Während meiner Übungen denke ich über diese Expedition nach. Es ist meine Erste. Aus diesem Grund sind meine Erlebnisse sehr stark durch die Gefühle alles Neuen geprägt. Ich freue mich darauf endlich diesen wundervollen Ozean auch einmal mit Eis bedeckt zu erblicken. Ich kann es kaum erwarten meine ersten Proben zu bekommen, um ein echter Wissenschaftler zu werden, der seine eigenen Daten produziert. Ich möchte das Leben an Bord erleben und meine eigenen Geschichten über die Arbeit hier erfahren – die lustigen Momente und die Erfüllung von gut gelaufener Arbeit spüren.
Auf dem Laufband kommt mir unsere Abreise aus Tromsø vor zwei Tagen wieder in den Sinn. Bei grandiosem Sonnenschein passierten wir wundervolle Fjorde auf dem Weg in den Nordatlantik heraus aus dieser kleinen Stadt in Nord-Norwegen. Jedenfalls war es ein guter Weg eine Reise zu beginnen, welche sicherlich meinen wissenschaftlichen Geist tief prägen wird.

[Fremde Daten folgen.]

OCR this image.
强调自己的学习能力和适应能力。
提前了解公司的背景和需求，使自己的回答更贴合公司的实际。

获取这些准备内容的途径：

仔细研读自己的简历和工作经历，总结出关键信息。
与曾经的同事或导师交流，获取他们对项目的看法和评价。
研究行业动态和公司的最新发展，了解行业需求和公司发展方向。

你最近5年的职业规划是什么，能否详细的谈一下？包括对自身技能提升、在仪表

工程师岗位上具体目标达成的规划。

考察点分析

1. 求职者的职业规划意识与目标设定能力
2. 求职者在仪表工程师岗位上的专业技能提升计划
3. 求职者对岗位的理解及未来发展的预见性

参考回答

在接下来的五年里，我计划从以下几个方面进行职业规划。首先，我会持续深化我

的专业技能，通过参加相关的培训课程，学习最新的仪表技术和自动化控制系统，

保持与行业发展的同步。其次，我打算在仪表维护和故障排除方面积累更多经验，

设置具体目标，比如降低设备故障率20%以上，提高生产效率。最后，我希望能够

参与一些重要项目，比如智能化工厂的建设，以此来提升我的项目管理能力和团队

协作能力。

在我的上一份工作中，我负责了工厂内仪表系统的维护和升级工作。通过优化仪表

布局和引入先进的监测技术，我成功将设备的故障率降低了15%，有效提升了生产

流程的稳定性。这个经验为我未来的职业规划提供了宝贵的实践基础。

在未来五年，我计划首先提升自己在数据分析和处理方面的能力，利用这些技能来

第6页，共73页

Die ersten Tage sind reine Reisetage zu unserem eigentlichen Untersuchungsgebiet in der Framstraße zwischen der Insel Spitzbergen und Grönland. Allerdings sind dies keineswegs freie Tage. Wir müssen unsere Labore einrichten und unser Equipment vorbereiten, damit schließlich für die kommenden Probennahmen alles bereit ist. Für Neulinge an Bord, wie ich einer bin, bedeutet es erst einmal sich mit den Gegebenheiten an Bord vertraut zu machen: die Wege durchs Schiff, zur Messe und zu den Laboren, die Essenszeiten und die Möglichkeiten, wie man mit Freunden und Kollegen über spezielle E-Mail Adressen Kontakt halten kann. Außerdem haben wir spezielle Morgen-Besprechungen zur Vorstellung des aktuellen Wetters und des wissenschaftlichen Arbeitsplanes. Auf unserer zweiten Besprechung mussten wir Neulinge leider erfahren, dass wir auf dieser Reise möglicherweise nur wenig Eis zu sehen bekommen werden. Der Juli ist wohl schon eine recht fortgeschrittene Zeit im Jahr und der Klimawandel tut sein Übriges. Obwohl es natürlich für das Vorankommen mit dem Schiff und auch die Forschungsarbeiten besser ist, ist es für uns Neulinge doch etwas enttäuschend. Trotz allem ist die Aufregung allgegenwärtig. Heute Nacht bekomme ich meine ersten Proben!
Nach Beendigung meines Sportprogramms, gehe ich zurück in meine Kabine um zu Duschen und ein paar Stunden Schlaf zu bekommen. Da vernehme ich plötzlich merkwürdige Geräusche kombiniert mit einem leichten Rütteln des Schiffes. Es hört sich alles ein bisschen anders an als üblich. Ich frage mich ob sich das Wetter verschlechtert hat und schaue aus meinem Fenster. Die weißen Stücke da draußen auf dem Meer, sind ohne Zweifel Eis. Schnell schlüpfe ich in meine Polarkleidung, schnappe mir meine Kamera und gehe so schnell ich kann aufs Hauptdeck. Kleine Eisschollen treiben um das Schiff herum. Ich kann nicht wirklich weit sehen, da es doch recht neblig ist, aber man kann ganz klar ein größeres Eisfeld erkennen. Manche Schollen sind kleiner, manche größer. In manchen kann man erfrischende blaue Flecken (sogenanntes ‚Blue Ice‘) erkennen. Manche sind soweit durchgeschmolzen, dass man durch sie hierdurch die Tiefe des Ozeans erblickt. Geraten größere Schollen vor das Schiff, werden sie gnadenlos durch den Bug zerbrochen und machen überwältigende Geräusche, mitten in dieser arktischen Ruhe. Obwohl ich durchgefroren und müde bin, stehe ich an der Reling und genieße diesen einzigartigen Anblick. Langsam kommen immer mehr Leute dazu und wir erblicken einen Seehund auf einer der Schollen. Die Zeit fliegt dahin und ich sollte vor der Probennahme eigentlich noch etwas schlafen, aber ich kann mich einfach nicht von diesem Anblick losreißen. Die Aufregung dieser Reise durchströmt mich wieder.